When children learn how to tie their shoelaces, they do so in discrete steps — making a loop or tugging at the lace. Through repetition, these individual motions merge into elemental actions called “chunks” that remain so organized even after extensive practice.
Movement chunking, as the phenomenon is known, is a strategy that reduces long strings of information into shorter, more manageable pieces that are easier to remember. Scientists know that for people with Parkinson’s disease, Huntington’s disease and stroke, this movement chunking is severely disrupted. Understanding chunking and how it works is crucial for early diagnosis, treatment and rehabilitation therapy. Yet, science has no concrete explanation for it.
But now, a group of researchers, including UC Santa Barbara neurologist Scott Grafton, has developed a comprehensive theory for why chunking occurs. The research frames chunking as an economic tradeoff in the motor system, where merging small chunks becomes optimally “cost-effective” at certain learning stages. The findings appear in the journal Nature Communications.
“The nervous system aims to produce movements as efficiently as possible,” explained Grafton, a professor in the Department of Psychological & Brain Sciences and director of the campus’s Brain Imaging Center. “However, there is a computational cost to calculating efficient trajectories. The sweet spot between these goals results in chunks.”
The research team used tools of computational motor control, which produce computer models to discover how the brain controls limbs and the goals and constraints of the motor system.
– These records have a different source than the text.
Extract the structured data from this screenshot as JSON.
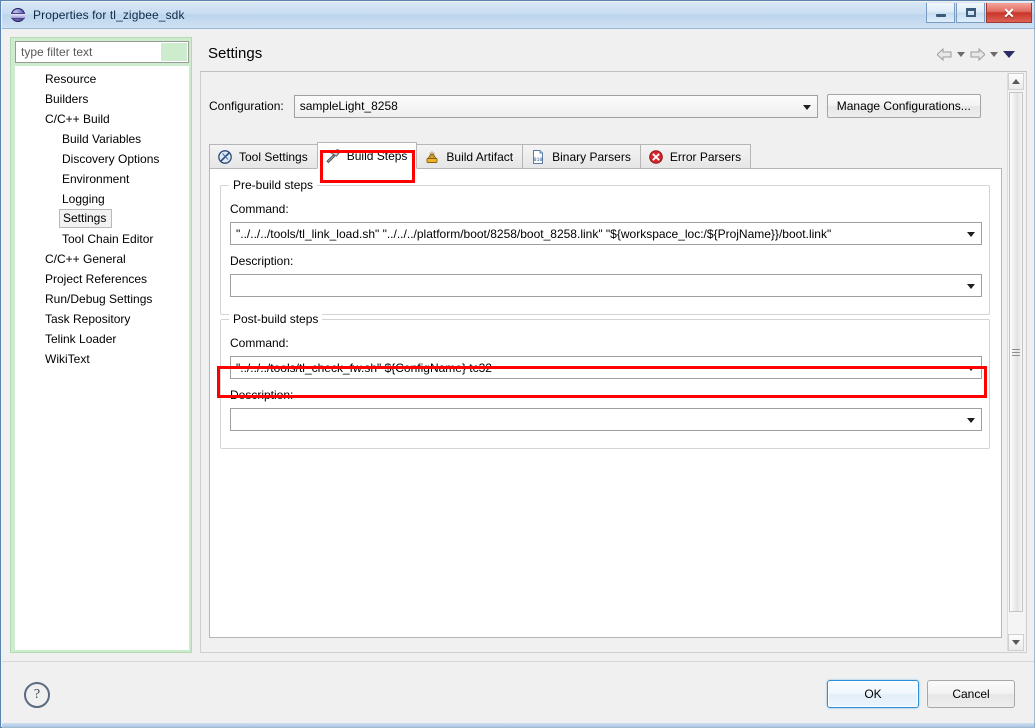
{
  "window": {
    "title": "Properties for tl_zigbee_sdk",
    "icon": "eclipse-globe-icon",
    "controls": {
      "minimize": "minimize-button",
      "maximize": "restore-button",
      "close": "✕"
    }
  },
  "sidebar": {
    "filter_placeholder": "type filter text",
    "filter_value": "",
    "items": [
      {
        "label": "Resource",
        "level": 1,
        "selected": false
      },
      {
        "label": "Builders",
        "level": 1,
        "selected": false
      },
      {
        "label": "C/C++ Build",
        "level": 1,
        "selected": false
      },
      {
        "label": "Build Variables",
        "level": 2,
        "selected": false
      },
      {
        "label": "Discovery Options",
        "level": 2,
        "selected": false
      },
      {
        "label": "Environment",
        "level": 2,
        "selected": false
      },
      {
        "label": "Logging",
        "level": 2,
        "selected": false
      },
      {
        "label": "Settings",
        "level": 2,
        "selected": true
      },
      {
        "label": "Tool Chain Editor",
        "level": 2,
        "selected": false
      },
      {
        "label": "C/C++ General",
        "level": 1,
        "selected": false
      },
      {
        "label": "Project References",
        "level": 1,
        "selected": false
      },
      {
        "label": "Run/Debug Settings",
        "level": 1,
        "selected": false
      },
      {
        "label": "Task Repository",
        "level": 1,
        "selected": false
      },
      {
        "label": "Telink Loader",
        "level": 1,
        "selected": false
      },
      {
        "label": "WikiText",
        "level": 1,
        "selected": false
      }
    ]
  },
  "page": {
    "title": "Settings",
    "nav": {
      "back": "back-arrow-icon",
      "back_menu": "chevron-down-icon",
      "forward": "forward-arrow-icon",
      "forward_menu": "chevron-down-icon",
      "view_menu": "view-menu-chevron-icon"
    }
  },
  "configuration": {
    "label": "Configuration:",
    "value": "sampleLight_8258",
    "manage_button": "Manage Configurations..."
  },
  "tabs": [
    {
      "label": "Tool Settings",
      "icon": "tool-settings-icon",
      "active": false
    },
    {
      "label": "Build Steps",
      "icon": "build-steps-hammer-icon",
      "active": true
    },
    {
      "label": "Build Artifact",
      "icon": "build-artifact-icon",
      "active": false
    },
    {
      "label": "Binary Parsers",
      "icon": "binary-parsers-icon",
      "active": false
    },
    {
      "label": "Error Parsers",
      "icon": "error-parsers-icon",
      "active": false
    }
  ],
  "prebuild": {
    "group_title": "Pre-build steps",
    "command_label": "Command:",
    "command_value": "\"../../../tools/tl_link_load.sh\" \"../../../platform/boot/8258/boot_8258.link\" \"${workspace_loc:/${ProjName}}/boot.link\"",
    "description_label": "Description:",
    "description_value": ""
  },
  "postbuild": {
    "group_title": "Post-build steps",
    "command_label": "Command:",
    "command_value": "\"../../../tools/tl_check_fw.sh\" ${ConfigName} tc32",
    "description_label": "Description:",
    "description_value": ""
  },
  "footer": {
    "help": "?",
    "ok": "OK",
    "cancel": "Cancel"
  },
  "colors": {
    "annotation": "#ff0000",
    "sidebar_background": "#cdeccd",
    "title_bar": "#c9ddf2",
    "close_button": "#c9352a"
  }
}
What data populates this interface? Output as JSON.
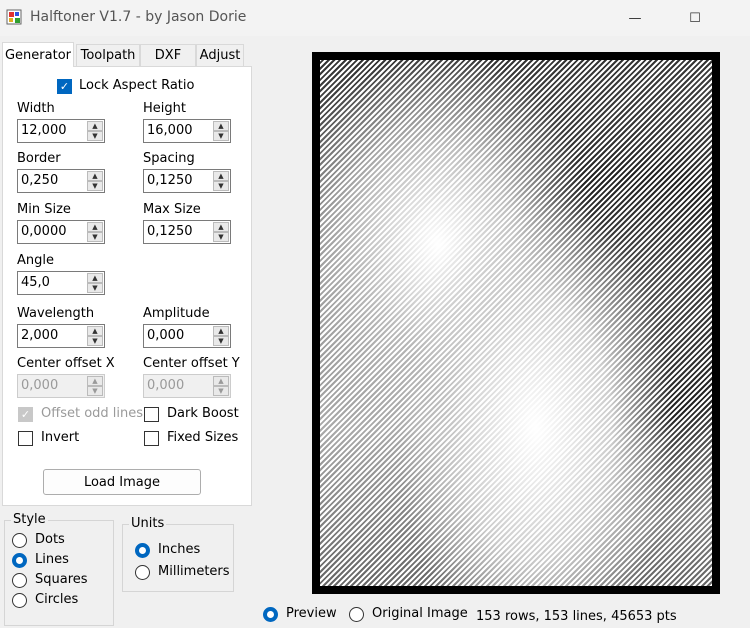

In this context, researchers have had difficulty explaining how humans and other animals transition from computationally simple but inefficient movements to computationally demanding but efficient ones.
“Our study resolves this difficulty by showing — theoretically and experimentally — that the most cost-effective complexity-efficiency learning paths are the ones that produce chunking,” said Grafton, who is also co-director of the Institute for Collaborative Biotechnologies. “Therefore, chunking is the natural byproduct of a clever strategy that minimizes learning costs.”
The investigators measured how rhesus macaques produced movement sequences over several days of practice and found that these animals are indeed cost-effective learners. By selecting when to meld chunks together in an intelligent way, the monkeys achieved savings on the cumulative costs of learning. They divided the movement sequence into chunks, optimized for efficiency within chunks and then merged chunks only when further gains in efficiency were required.
“Movement chunking has been extensively characterized in health and disease across humans and animals, but until now, a normative theory was lacking,” said Grafton, “Our theory derives optimal movement trajectories, and these experiments in which monkeys learn to produce a novel sequence of movements over an extended period of time demonstrate that our theory explains the essential features of the chunks that emerge in their movements.”
Framing the chunking phenomenon as an economic tradeoff offers a fresh perspective on motor learning and its disorders. For example, the irregular nature of movements post-stroke may be attributed to lower computational budgets for motor learning, and the inefficient movements seen in stroke may thus be adaptive to these budgets, Grafton explained. Any rehabilitation approach could benefit from this insight, he noted.
“Our computational perspective on chunking also opens up new questions regarding how the brain controls movements,” Grafton said. “In particular, recent evidence for the neural coding of chunking in the brain must be re-examined in the light of computational theories. Are neurons coding kinematic decisions, computational budgets or efficiency goals? These are broad open questions for the entire field of motor control.”